You should interpret this image by starting at the bottom with an exemplary Base setup. The middle section represents the Extension that is based on the Base beneath. In the top section, you can see the resulting setup.

Exemplary Extensions
  1. Adding another entity to your Base: You can add another entity to your Base by just stating it in the Extensions part. To do so, you just have to reference in the extensions to what you refer to by defining the id (e.g. table)

  2. Specifying the settings more precisely: You can extend the core settings within your Extension by just adding further "key: value" pairs.

  3. Changing the Order of your Base components: The order defines the appearance within your View. You can use this to define entities with higher or lower orders in the Extension for them to show before or after the Base entities.

  4. Overwriting your Base specification: The specification you have used in the Base configuration can be completely overwritten or set out of scope (scope: hidden in any list element).

More specific examples can be found on the working with extensions page.

FAQs about Views

Q: In which order should I build Knowledge Model and View Configuration?

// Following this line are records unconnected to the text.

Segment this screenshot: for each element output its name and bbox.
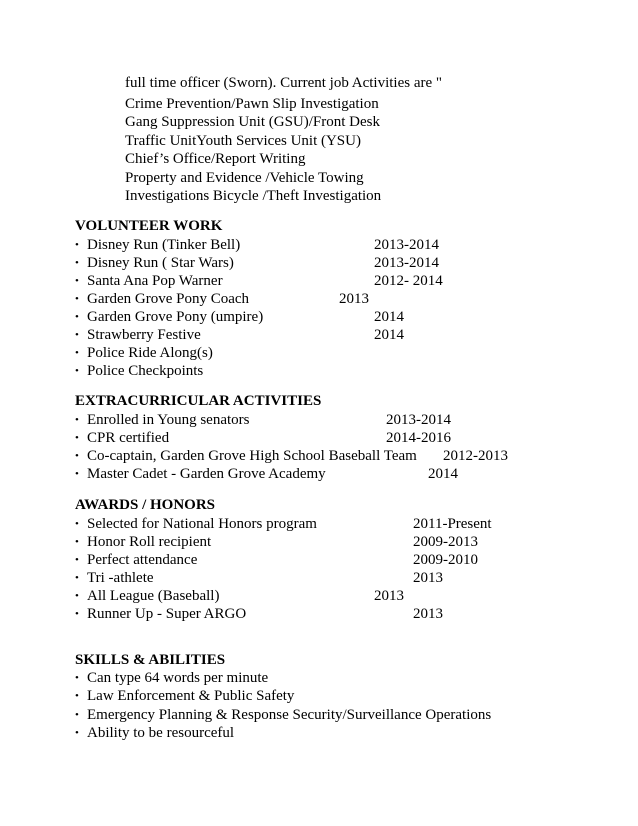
bullet: • (75, 572, 79, 584)
list-item-year: 2014 (374, 309, 404, 325)
bullet: • (75, 709, 79, 721)
section-heading-skills: SKILLS & ABILITIES (75, 652, 226, 668)
bullet: • (75, 293, 79, 305)
list-item-text: Selected for National Honors program (87, 516, 317, 532)
intro-line: Investigations Bicycle /Theft Investigation (125, 188, 382, 204)
list-item-text: Master Cadet - Garden Grove Academy (87, 466, 326, 482)
list-item-text: Disney Run (Tinker Bell) (87, 237, 241, 253)
list-item-year: 2012- 2014 (374, 273, 443, 289)
list-item-text: Law Enforcement & Public Safety (87, 688, 295, 704)
list-item-text: Ability to be resourceful (87, 725, 235, 741)
list-item-text: Enrolled in Young senators (87, 412, 250, 428)
list-item-text: Can type 64 words per minute (87, 670, 269, 686)
list-item-year: 2011-Present (413, 516, 492, 532)
bullet: • (75, 554, 79, 566)
list-item-text: Disney Run ( Star Wars) (87, 255, 234, 271)
list-item-text: Honor Roll recipient (87, 534, 212, 550)
list-item-text: Police Ride Along(s) (87, 345, 213, 361)
bullet: • (75, 690, 79, 702)
bullet: • (75, 727, 79, 739)
list-item-year: 2013 (413, 606, 443, 622)
intro-line: full time officer (Sworn). Current job Activities are " (125, 75, 443, 91)
list-item-text: Emergency Planning & Response Security/Surveillance Operations (87, 707, 492, 723)
bullet: • (75, 450, 79, 462)
list-item-text: Runner Up - Super ARGO (87, 606, 247, 622)
list-item-text: Co-captain, Garden Grove High School Baseball Team (87, 448, 417, 464)
bullet: • (75, 275, 79, 287)
bullet: • (75, 257, 79, 269)
list-item-year: 2013-2014 (386, 412, 451, 428)
list-item-year: 2014-2016 (386, 430, 451, 446)
bullet: • (75, 468, 79, 480)
bullet: • (75, 608, 79, 620)
intro-line: Gang Suppression Unit (GSU)/Front Desk (125, 114, 380, 130)
section-heading-volunteer: VOLUNTEER WORK (75, 218, 223, 234)
intro-line: Chief’s Office/Report Writing (125, 151, 306, 167)
list-item-text: Garden Grove Pony Coach (87, 291, 250, 307)
bullet: • (75, 329, 79, 341)
list-item-year: 2013 (339, 291, 369, 307)
list-item-text: CPR certified (87, 430, 170, 446)
bullet: • (75, 518, 79, 530)
bullet: • (75, 347, 79, 359)
list-item-year: 2014 (374, 327, 404, 343)
intro-line: Property and Evidence /Vehicle Towing (125, 170, 364, 186)
section-heading-awards: AWARDS / HONORS (75, 497, 216, 513)
bullet: • (75, 414, 79, 426)
bullet: • (75, 590, 79, 602)
section-heading-extracurricular: EXTRACURRICULAR ACTIVITIES (75, 393, 322, 409)
intro-line: Crime Prevention/Pawn Slip Investigation (125, 96, 379, 112)
bullet: • (75, 432, 79, 444)
bullet: • (75, 536, 79, 548)
list-item-year: 2012-2013 (443, 448, 508, 464)
list-item-year: 2013-2014 (374, 255, 439, 271)
list-item-year: 2009-2010 (413, 552, 478, 568)
bullet: • (75, 311, 79, 323)
list-item-text: Garden Grove Pony (umpire) (87, 309, 264, 325)
list-item-year: 2014 (428, 466, 458, 482)
list-item-year: 2013-2014 (374, 237, 439, 253)
list-item-text: Tri -athlete (87, 570, 154, 586)
list-item-text: Santa Ana Pop Warner (87, 273, 223, 289)
list-item-text: Strawberry Festive (87, 327, 201, 343)
intro-line: Traffic UnitYouth Services Unit (YSU) (125, 133, 361, 149)
bullet: • (75, 239, 79, 251)
bullet: • (75, 672, 79, 684)
list-item-year: 2009-2013 (413, 534, 478, 550)
list-item-year: 2013 (413, 570, 443, 586)
list-item-year: 2013 (374, 588, 404, 604)
bullet: • (75, 365, 79, 377)
list-item-text: Perfect attendance (87, 552, 198, 568)
list-item-text: Police Checkpoints (87, 363, 204, 379)
list-item-text: All League (Baseball) (87, 588, 220, 604)
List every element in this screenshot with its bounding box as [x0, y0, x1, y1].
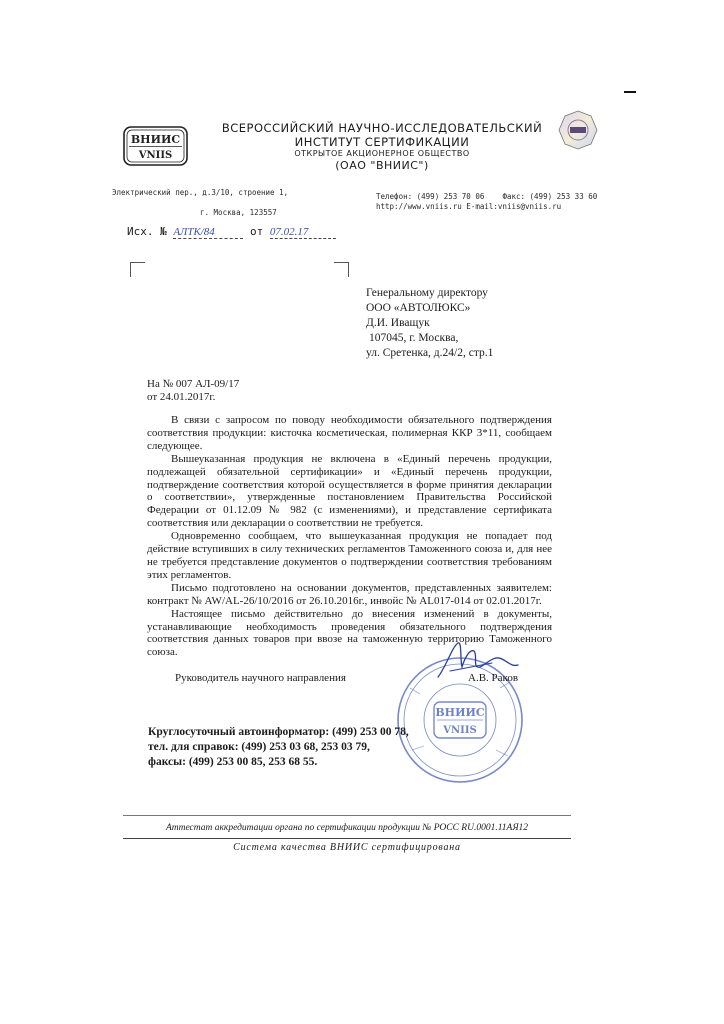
body-paragraph-3: Одновременно сообщаем, что вышеуказанная продукция не попадает под действие вступивших в силу технических регламентов Таможенного союза и, для нее не требуется представление документов о подтверждении соответствия требованиям этих регламентов. [147, 530, 552, 581]
outgoing-number-field [173, 225, 243, 239]
reference-number: На № 007 АЛ-09/17 [147, 378, 240, 390]
outgoing-from-label: от [250, 225, 264, 238]
address-line-2: г. Москва, 123557 [200, 208, 277, 217]
institute-name-line-4: (ОАО "ВНИИС") [335, 159, 429, 172]
outgoing-reference [127, 225, 336, 239]
address-window-corner-right [334, 262, 349, 277]
address-line-1: Электрический пер., д.3/10, строение 1, [112, 188, 289, 197]
autoinformer-line: Круглосуточный автоинформатор: (499) 253 00 78, [148, 726, 409, 738]
stamp-text-bottom: VNIIS [443, 725, 477, 736]
outgoing-number: АЛТК/84 [173, 226, 215, 238]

A: You should set up the Knowledge Model first as it stores your basic entities like invoice or production items and also calculations like KPIs. On top of this Knowledge Model, you then can build your View Configuration.

Possible order:

  1. Knowledge Model: metadata, records, KPIs

  2. View Configuration: metadata, layout, components


It can be more intuitive to define the components in the View Configuration first and then think about where you want to see them in your layout.

Q: Which other parts can be configured in the View Configuration?

A: As you can see in the top image on this help page you can further define the subsection filters, base or included tools.

Q: How is the components section and the layout section connected?

A: Within the components section you define the general setup of a component. This component can then be used in the layouts section by stating the components ID. Only after that, the component is visible in the App.